Viable parameter space identified within phenomenological constraints.

Predicted lightest CP-even Higgs mass around 120 GeV.

Vector-like particles could be produced at the LHC with distinctive signatures.

Abstract

We revisit the construction of the viable parameter space of No-Scale F-SU(5), a model built on the F-lipped SU(5)xU(1)_X gauge group, supplemented by a pair of F-theory derived vector-like multiplets at the TeV scale, and the dynamically established boundary conditions of No-Scale Supergravity. Employing an updated numerical algorithm and a substantially upgraded computational engine, we significantly enhance the scope, detail and accuracy of our prior study. We sequentially apply a set of "bare-minimal" phenomenological constraints, consisting of i) the dynamically established boundary conditions of No-Scale Supergravity, ii) consistent radiative electroweak symmetry breaking, iii) precision LEP constraints on the light supersymmetric mass content, iv) the world average top-quark mass, and v) a light neutralino satisfying the 7-year WMAP cold dark matter relic density measurement. The overlap of the viable parameter space with key rare-process limits on the branching ratio for b to s gamma and the muon anomalous magnetic moment is identified as the "golden strip" of F-SU(5). A cross check for top-down theoretical consistency is provided by application of the "Super No-Scale" condition, which dynamically selects a pair of undetermined model parameters in a manner that is virtually identical to the corresponding phenomenological (driven primarily by the relic density) selection.

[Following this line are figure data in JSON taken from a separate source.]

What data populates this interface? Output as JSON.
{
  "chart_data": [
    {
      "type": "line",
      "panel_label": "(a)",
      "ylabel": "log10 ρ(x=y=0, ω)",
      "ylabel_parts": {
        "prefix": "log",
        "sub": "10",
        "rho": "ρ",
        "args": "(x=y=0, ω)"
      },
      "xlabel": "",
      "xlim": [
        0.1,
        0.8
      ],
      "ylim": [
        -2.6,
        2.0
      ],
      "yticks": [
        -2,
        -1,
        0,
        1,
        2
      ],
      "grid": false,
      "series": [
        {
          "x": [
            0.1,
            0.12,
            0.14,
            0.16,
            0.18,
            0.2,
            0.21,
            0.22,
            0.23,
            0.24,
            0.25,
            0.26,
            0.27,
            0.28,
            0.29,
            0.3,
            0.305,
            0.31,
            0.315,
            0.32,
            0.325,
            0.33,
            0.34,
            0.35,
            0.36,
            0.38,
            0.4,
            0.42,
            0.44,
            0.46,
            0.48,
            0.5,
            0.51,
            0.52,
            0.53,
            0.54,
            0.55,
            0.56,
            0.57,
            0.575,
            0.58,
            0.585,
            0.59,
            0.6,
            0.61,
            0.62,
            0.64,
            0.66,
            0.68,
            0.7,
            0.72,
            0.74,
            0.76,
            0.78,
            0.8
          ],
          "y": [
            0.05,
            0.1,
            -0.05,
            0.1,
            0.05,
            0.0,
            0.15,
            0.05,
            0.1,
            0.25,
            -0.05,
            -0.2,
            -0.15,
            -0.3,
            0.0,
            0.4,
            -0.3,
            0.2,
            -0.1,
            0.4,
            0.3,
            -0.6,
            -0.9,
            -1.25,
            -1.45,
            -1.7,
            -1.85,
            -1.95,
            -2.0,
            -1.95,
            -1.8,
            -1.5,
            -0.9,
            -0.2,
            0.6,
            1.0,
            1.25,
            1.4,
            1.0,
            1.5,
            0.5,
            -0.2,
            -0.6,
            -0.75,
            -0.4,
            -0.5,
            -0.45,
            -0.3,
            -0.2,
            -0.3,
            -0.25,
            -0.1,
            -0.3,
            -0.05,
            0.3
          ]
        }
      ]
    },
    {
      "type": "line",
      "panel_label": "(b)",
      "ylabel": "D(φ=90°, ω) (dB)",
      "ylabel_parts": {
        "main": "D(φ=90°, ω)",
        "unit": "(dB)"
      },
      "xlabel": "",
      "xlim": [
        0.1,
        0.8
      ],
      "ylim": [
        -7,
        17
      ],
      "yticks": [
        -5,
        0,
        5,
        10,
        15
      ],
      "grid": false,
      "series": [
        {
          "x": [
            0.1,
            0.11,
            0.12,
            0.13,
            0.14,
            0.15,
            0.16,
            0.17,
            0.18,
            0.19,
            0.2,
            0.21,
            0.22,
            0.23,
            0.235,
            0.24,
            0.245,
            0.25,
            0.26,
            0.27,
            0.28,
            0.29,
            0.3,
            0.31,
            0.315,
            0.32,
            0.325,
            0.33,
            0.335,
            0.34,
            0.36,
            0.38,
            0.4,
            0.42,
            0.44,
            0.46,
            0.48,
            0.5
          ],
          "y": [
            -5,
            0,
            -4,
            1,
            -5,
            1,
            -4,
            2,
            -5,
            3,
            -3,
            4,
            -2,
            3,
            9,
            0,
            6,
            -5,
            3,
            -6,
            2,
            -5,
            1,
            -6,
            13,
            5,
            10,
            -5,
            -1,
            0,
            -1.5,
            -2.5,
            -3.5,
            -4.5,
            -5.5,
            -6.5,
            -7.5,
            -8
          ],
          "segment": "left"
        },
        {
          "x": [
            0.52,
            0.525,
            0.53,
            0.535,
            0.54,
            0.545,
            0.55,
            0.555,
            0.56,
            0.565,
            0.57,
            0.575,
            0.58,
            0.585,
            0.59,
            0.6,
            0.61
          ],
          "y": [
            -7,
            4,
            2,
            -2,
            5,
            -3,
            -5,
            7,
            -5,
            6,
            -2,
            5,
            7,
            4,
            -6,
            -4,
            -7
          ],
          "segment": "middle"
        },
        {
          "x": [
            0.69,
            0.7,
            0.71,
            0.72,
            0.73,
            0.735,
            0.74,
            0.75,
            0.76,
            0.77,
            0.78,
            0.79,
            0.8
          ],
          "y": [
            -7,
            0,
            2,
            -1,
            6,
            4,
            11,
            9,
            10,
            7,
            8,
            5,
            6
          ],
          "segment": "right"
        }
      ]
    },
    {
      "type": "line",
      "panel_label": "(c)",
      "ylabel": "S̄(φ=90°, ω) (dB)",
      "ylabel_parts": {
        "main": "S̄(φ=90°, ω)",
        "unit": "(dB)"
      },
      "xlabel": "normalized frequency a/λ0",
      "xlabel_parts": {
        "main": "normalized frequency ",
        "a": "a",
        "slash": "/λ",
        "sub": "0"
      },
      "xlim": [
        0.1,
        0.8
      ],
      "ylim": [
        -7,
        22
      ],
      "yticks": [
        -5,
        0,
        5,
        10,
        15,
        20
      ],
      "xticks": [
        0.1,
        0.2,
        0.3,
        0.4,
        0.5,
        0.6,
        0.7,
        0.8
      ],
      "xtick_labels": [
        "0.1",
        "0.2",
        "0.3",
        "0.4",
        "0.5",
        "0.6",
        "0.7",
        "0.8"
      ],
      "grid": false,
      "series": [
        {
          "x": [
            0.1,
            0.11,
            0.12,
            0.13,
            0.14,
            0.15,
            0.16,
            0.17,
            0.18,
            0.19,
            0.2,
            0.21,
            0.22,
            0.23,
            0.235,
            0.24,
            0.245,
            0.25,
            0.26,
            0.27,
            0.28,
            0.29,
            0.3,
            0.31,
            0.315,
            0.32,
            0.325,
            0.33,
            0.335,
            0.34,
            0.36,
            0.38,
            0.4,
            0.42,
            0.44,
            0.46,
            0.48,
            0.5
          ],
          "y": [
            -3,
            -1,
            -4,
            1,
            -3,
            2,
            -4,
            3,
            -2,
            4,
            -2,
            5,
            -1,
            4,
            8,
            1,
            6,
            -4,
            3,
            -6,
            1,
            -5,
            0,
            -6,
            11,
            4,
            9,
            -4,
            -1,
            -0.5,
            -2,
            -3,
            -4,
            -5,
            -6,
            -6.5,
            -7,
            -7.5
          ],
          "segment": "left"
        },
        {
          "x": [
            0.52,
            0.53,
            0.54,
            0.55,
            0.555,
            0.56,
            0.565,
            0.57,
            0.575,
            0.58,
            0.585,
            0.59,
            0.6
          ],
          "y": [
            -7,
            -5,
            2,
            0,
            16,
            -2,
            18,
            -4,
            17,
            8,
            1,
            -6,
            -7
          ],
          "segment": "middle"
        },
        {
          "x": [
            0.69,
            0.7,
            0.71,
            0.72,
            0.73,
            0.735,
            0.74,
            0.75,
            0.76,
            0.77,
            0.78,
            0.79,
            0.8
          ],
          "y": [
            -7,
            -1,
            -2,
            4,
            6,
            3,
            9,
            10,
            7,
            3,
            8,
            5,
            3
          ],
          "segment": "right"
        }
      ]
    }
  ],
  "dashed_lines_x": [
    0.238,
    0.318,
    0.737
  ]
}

The predicted vector-like particles are candidates for production at the future LHC, which is furthermore sensitive to a distinctive signal of ultra-high multiplicity hadronic jets. The lightest CP-even Higgs boson mass is predicted to be 120+3.5-1 GeV, with an additional 3-4 GeV upward shift possible from radiative loops in the vector-like multiplets. The predominantly bino flavored lightest neutralino is suitable for direct detection by the Xenon collaboration.